Konstantin Tchaïkine, l’imagination au poignet

Montres illustrant le calendrier hébraïque ou musulman, incorporant un mécanisme de cinéma, où dont les aiguilles semblent flotter dans les airs… À la rencontre de Konstantin Tchaïkine, horloger autodidacte de génie, qui nous accueille dans son atelier au cœur d’une banlieue industrielle de Moscou.

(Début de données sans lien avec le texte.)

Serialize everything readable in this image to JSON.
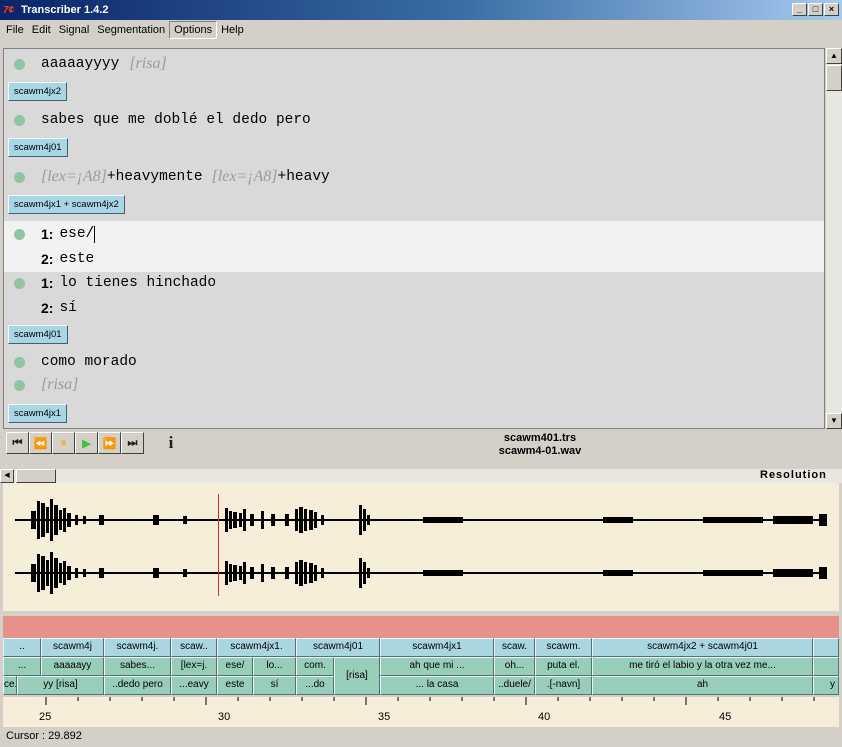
{
  "window": {
    "title": "Transcriber 1.4.2",
    "icon_text": "7¢",
    "controls": [
      "_",
      "□",
      "×"
    ]
  },
  "menu": [
    "File",
    "Edit",
    "Signal",
    "Segmentation",
    "Options",
    "Help"
  ],
  "transcript": {
    "line1": {
      "text": "aaaaayyyy",
      "event": "[risa]"
    },
    "spk1": "scawm4jx2",
    "line2": "sabes que me doblé el dedo pero",
    "spk2": "scawm4j01",
    "line3": {
      "e1": "[lex=¡A8]",
      "t1": "+heavymente",
      "e2": "[lex=¡A8]",
      "t2": "+heavy"
    },
    "spk3": "scawm4jx1 + scawm4jx2",
    "turn1": {
      "n1": "1:",
      "t1": "ese/",
      "n2": "2:",
      "t2": "este"
    },
    "turn2": {
      "n1": "1:",
      "t1": "lo tienes hinchado",
      "n2": "2:",
      "t2": "sí"
    },
    "spk4": "scawm4j01",
    "line4": "como morado",
    "line5": "[risa]",
    "spk5": "scawm4jx1"
  },
  "player": {
    "buttons": [
      "⏮",
      "⏪",
      "⏸",
      "▶",
      "⏩",
      "⏭"
    ],
    "info": "i",
    "trs_file": "scawm401.trs",
    "wav_file": "scawm4-01.wav"
  },
  "resolution_label": "Resolution",
  "segments": {
    "speakers": [
      "..",
      "scawm4j",
      "scawm4j.",
      "scaw..",
      "scawm4jx1.",
      "scawm4j01",
      "scawm4jx1",
      "scaw.",
      "scawm.",
      "scawm4jx2 + scawm4j01"
    ],
    "row2": [
      "...",
      "aaaaayy",
      "sabes...",
      "[lex=j.",
      "ese/",
      "lo...",
      "com.",
      "ah que mi ...",
      "oh...",
      "puta el.",
      "me tiró el labio y la otra vez me..."
    ],
    "risa": "[risa]",
    "row3": [
      "ce.",
      "yy [risa]",
      "..dedo pero",
      "...eavy",
      "este",
      "sí",
      "...do",
      "... la casa",
      "..duele/",
      ".[-navn]",
      "ah",
      "y"
    ]
  },
  "ruler": [
    "25",
    "30",
    "35",
    "40",
    "45"
  ],
  "status": "Cursor : 29.892"
}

Au sud de Moscou, dans l’une de ces anciennes banlieues industrielles que la ville a gobées, les barres d’immeubles impersonnelles alternent avec les friches industrielles où cohabitent à présent, de façon assez inattendue, des garages de réparation de voitures et des salons de beauté un peu glauques. L’atelier de Konstantin Tchaïkine y fait figure d’incongruité absolue. Dans une rue au trottoir trop étroit, obliquez à droite en contournant une barrière automatique, pataugez dans la gadoue sur un chemin de terre défoncé, débouchez sur un terrain vague rempli de carcasses de voitures… et vous tomberez nez-à-nez avec un coquet pavillon résidentiel de couleur jaune pâle. « Mettez des patins ! » vous houspille le garde à l’entrée, à peine le pas de la porte franchi. Drôle d’endroit pour celui qui est sans doute le meilleur horloger de Russie.